As the competition to provide mobile services in the smartphone market intensifies, the once-staid world of credit card processing appears to be headed for a massive price war. Last week, Google (GOOG) released an extension for its Chrome browser that enables mobile transactions and merchant accounts on Android phones.

But Google wasn't the first on the scene: In May, startup Square (headed by Twitter founder Jack Dorsey) rolled out a small credit card swipe device that can essentially turn any Apple (AAPL) iPhone into a point-of-sale terminal and a full-fledged card transaction processing system. Square was forced to stop shipping its systems after security complaints, but the wild market reception its product received indicated that there was plenty of pent-up demand for alternatives to old-style credit card transaction systems. In the meantime, PayPal (EBAY) is continuing its aggressive push towards mobile commerce, and the service has a long history of challenging big credit card companies and networks like Visa (V) and Mastercard (MA).

The upshot of all this activity is clear. As the smartphone revolution continues, the old systems of paying for things are likely to come under ever-heavier assaults, and the profit margins of legacy players will likely suffer.

Magnetic Stripes Are So Last Century


The shift to smartphones and, more importantly, the accompanying consumer awareness and acceptance of mobile payments in the U.S. (and to a greater degree abroad), is driving home a new technological reality. In the past, a magnetic stripe was required to seamlessly move payment information between buyers and sellers. Reading that stripe and using the data on it required specialized point-of-purchase hardware, security networks, and other exotica that made setting up and operating credit card terminals a non-trivial expense. Naturally, the companies running these networks desired a return on their investment -- hence, transaction fees ranging from 2% to 3% paid by merchants, enough to cause mom-and-pop stores considerable pain. In fact, small business have long tried and failed to negotiate those fees downward.

The smartphone effectively disintermediates the credit card companies, the terminal companies and all the folks who built those specialized systems. By definition, a smartphone is connected to a fast wireless data network of some sort. It can carry far more financial information than a magnetic stripe, and can be tricked out with far better transaction security than any credit card.

As smartphones shift the mobile payments issue from a hardware-and-network problem to a pure software problem, barriers to entry will come down because writing software is far easier, cheaper and faster than building out a massive distribution network for devices and nailing down a dedicated communications network. For consumers, smartphone access to multiple payment platforms will make carrying lots of plastic feel primitive. Imagine a special software service like Mint, which can aggregate and automatically manage dozens of payment platforms in a smart phone app, and you get the idea.

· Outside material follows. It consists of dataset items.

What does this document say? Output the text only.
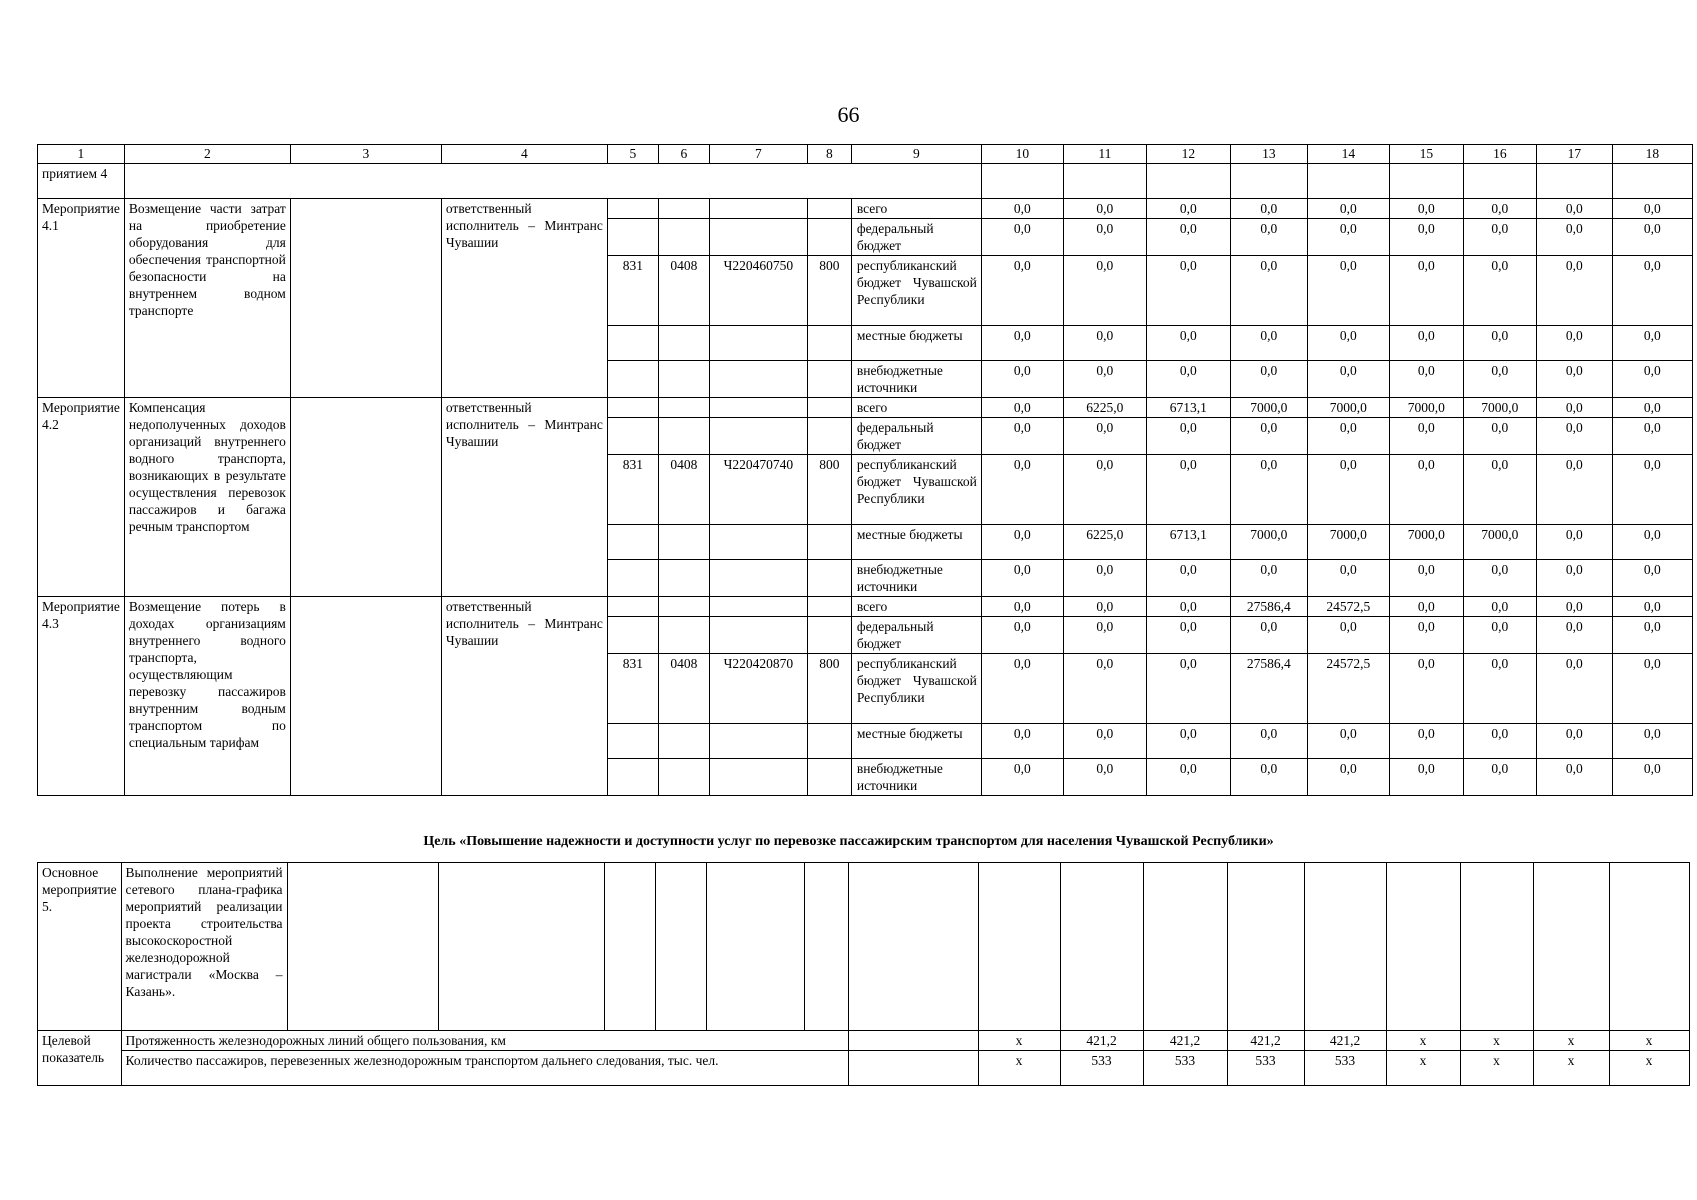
66
1	2	3	4	5	6	7	8	9	10	11	12	13	14	15	16	17	18
приятием 4																	
Мероприятие 4.1	Возмещение части затрат на приобретение оборудования для обеспечения транспортной безопасности на внутреннем водном транспорте		ответственный исполнитель – Минтранс Чувашии					всего	0,0	0,0	0,0	0,0	0,0	0,0	0,0	0,0	0,0
								федеральный бюджет	0,0	0,0	0,0	0,0	0,0	0,0	0,0	0,0	0,0
				831	0408	Ч220460750	800	республиканский бюджет Чувашской Республики	0,0	0,0	0,0	0,0	0,0	0,0	0,0	0,0	0,0
								местные бюджеты	0,0	0,0	0,0	0,0	0,0	0,0	0,0	0,0	0,0
								внебюджетные источники	0,0	0,0	0,0	0,0	0,0	0,0	0,0	0,0	0,0
Мероприятие 4.2	Компенсация недополученных доходов организаций внутреннего водного транспорта, возникающих в результате осуществления перевозок пассажиров и багажа речным транспортом		ответственный исполнитель – Минтранс Чувашии					всего	0,0	6225,0	6713,1	7000,0	7000,0	7000,0	7000,0	0,0	0,0
								федеральный бюджет	0,0	0,0	0,0	0,0	0,0	0,0	0,0	0,0	0,0
				831	0408	Ч220470740	800	республиканский бюджет Чувашской Республики	0,0	0,0	0,0	0,0	0,0	0,0	0,0	0,0	0,0
								местные бюджеты	0,0	6225,0	6713,1	7000,0	7000,0	7000,0	7000,0	0,0	0,0
								внебюджетные источники	0,0	0,0	0,0	0,0	0,0	0,0	0,0	0,0	0,0
Мероприятие 4.3	Возмещение потерь в доходах организациям внутреннего водного транспорта, осуществляющим перевозку пассажиров внутренним водным транспортом по специальным тарифам		ответственный исполнитель – Минтранс Чувашии					всего	0,0	0,0	0,0	27586,4	24572,5	0,0	0,0	0,0	0,0
								федеральный бюджет	0,0	0,0	0,0	0,0	0,0	0,0	0,0	0,0	0,0
				831	0408	Ч220420870	800	республиканский бюджет Чувашской Республики	0,0	0,0	0,0	27586,4	24572,5	0,0	0,0	0,0	0,0
								местные бюджеты	0,0	0,0	0,0	0,0	0,0	0,0	0,0	0,0	0,0
								внебюджетные источники	0,0	0,0	0,0	0,0	0,0	0,0	0,0	0,0	0,0
Цель «Повышение надежности и доступности услуг по перевозке пассажирским транспортом для населения Чувашской Республики»
Основное мероприятие 5.	Выполнение мероприятий сетевого плана-графика мероприятий реализации проекта строительства высокоскоростной железнодорожной магистрали «Москва – Казань».																
Целевой показатель	Протяженность железнодорожных линий общего пользования, км								x	421,2	421,2	421,2	421,2	x	x	x	x
	Количество пассажиров, перевезенных железнодорожным транспортом дальнего следования, тыс. чел.								x	533	533	533	533	x	x	x	x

The big players in the transaction-processing business likely have a few years of breathing room before the next wave of the Internet catches up with them. But the coming changes will give small merchants some leverage over credit card companies for the first time. Google, Square and perhaps a handful of other mobile payments companies will soon be accepted widely. Another handful will be accepted by enough merchants to make a difference. And the competition will keep coming, forever and ever. Welcome to the new era of mobile payment madness.